Мы едем с руководителем фермы «Рухань» агрохолдинга «Мираторг» Владимиром Язиковым с фермы в деревню Рухань. Он родом из этих мест, здесь вырос и начал работать в поле ещё школьником. Три года работал главным инженером колхоза «Верный Путь», был руководителем колхоза в течение 18 лет, десять лет возглавлял сельское поселение, знает здесь каждого человека. Видел, как умирал этот некогда богатый и работящий сельскохозяйственный край. Теперь, работая с 2017 года руководителем фермы, видит, как сюда возвращается жизнь.
Мы — полевые люди
Ферма «Рухань», которой руководит Владимир Язиков, работает с 2017 года, она «стоила» «Мираторгу» 1 млрд рублей (это если грубо оценивать объём инвестиций). Владимир Родионович описывает, во что превратились его родные места всего за четверть века безвременья, гораздо красочнее.
— Ферма эта была построена практически на пустом месте. Я даже больше скажу – на месте без жизни на земле. Поля были непригодные для земледелия — заросшие кустарником и березняком. И каждый год все, кто оставались здесь жить, весной и осенью мучились от пожаров. Пожары ежегодные — горели дома. Каждая весна и каждая осень — это бедствие. Люди не спали ночами — пожары тушили и понимали, что, если не сгорели дома наши в этом году, значит – сгорят в следующем… Ведь такие пожары случаются из-за того, что земли не обрабатываются. Когда скот вытаптывает, когда поля убираются — там нечему гореть. А когда это всё зарастает… Чистое поле потушить можно нормально и быстро. А если это берёзки или лозник — ты сам не пройдёшь, технику не подгонишь и сам можешь сгореть.

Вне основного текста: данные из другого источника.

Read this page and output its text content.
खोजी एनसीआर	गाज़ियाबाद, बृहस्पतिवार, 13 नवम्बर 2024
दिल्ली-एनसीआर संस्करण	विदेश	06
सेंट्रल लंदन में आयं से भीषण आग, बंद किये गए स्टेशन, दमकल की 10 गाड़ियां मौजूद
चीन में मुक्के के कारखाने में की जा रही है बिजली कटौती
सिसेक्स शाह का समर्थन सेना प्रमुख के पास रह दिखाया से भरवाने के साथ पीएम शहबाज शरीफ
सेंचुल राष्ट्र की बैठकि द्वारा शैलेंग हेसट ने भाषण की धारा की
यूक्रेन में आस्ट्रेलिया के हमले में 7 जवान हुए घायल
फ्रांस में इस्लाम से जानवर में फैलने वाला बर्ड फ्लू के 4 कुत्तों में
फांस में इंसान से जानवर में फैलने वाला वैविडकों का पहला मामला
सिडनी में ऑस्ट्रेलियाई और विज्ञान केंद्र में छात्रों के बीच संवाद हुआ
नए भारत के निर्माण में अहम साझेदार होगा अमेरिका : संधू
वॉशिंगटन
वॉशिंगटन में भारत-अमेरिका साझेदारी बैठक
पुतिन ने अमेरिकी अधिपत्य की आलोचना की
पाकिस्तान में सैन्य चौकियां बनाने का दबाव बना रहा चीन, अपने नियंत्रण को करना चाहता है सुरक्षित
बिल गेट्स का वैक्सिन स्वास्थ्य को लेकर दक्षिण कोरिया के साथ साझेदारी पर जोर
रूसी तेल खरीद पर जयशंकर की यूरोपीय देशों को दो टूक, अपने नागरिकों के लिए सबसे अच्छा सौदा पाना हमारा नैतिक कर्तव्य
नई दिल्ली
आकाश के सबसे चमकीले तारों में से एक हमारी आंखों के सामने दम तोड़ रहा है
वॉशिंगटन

— Откуда же тогда берутся эти пожары?
— От людей. Кто-то сам поджигает — устраивает травяной пал, а он выходит из-под контроля, кто-то по неосторожности… У меня один знакомый в Старине (деревня в окрестностях Рухани), звонит мне: горю, приезжай, помоги. Я собираю людей, сколько было, тушим его дом. Осенью дело было. Отбили дом, не дали перекинуться на деревню, затушили. Спрашиваю его: кто поджёг? А он отвечает: я поджёг, думал — спалю я траву осенью, а то весной найдётся какой-нибудь дурак, запалит и спалит меня. Я не выдержал и в сердцах говорю: ну вот, осенью нашёлся дурак.
— Но почему же люди знают, что это опасно и всё-таки поджигают траву?!
— Ну, мы всё-таки полевые люди. Мы не привыкли жить в лесу, в кустарниках. И когда поля зарастают — лес этот нас просто давит. Я раньше выходил из своего дома и видел и поля, и тракторный стан, и деревню, а сейчас выхожу — и вижу только заросли. И люди тоже это видят, их это раздражает, хотят хотя бы что-то расчистить — из-за этого и поджигают траву, а дальше пал выходит из-под контроля… К моменту прихода «Мираторга» здесь было уныние — и пожары эти только символом этого уныния были. Здесь в советские времена было три колхоза — «Верный Путь», «Правда» и имени Карла Маркса. Около 15 тысяч гектаровов с очень высокой степенью осваиваемости земель. В нашем «Верном Пути» 60% земель распахивались. Леса вот этого просто не было в природе — южная часть Смоленской области вообще малолесная. А к 2016 году здесь уже не было полей. Здесь был лес. Березник, лозник. «Мираторг» сначала расчистил поля, засеял их — и только потом построил ферму. Пришли мульчера, деревья и кусты убрали, распахали, засеяли и стала возрождаться жизнь.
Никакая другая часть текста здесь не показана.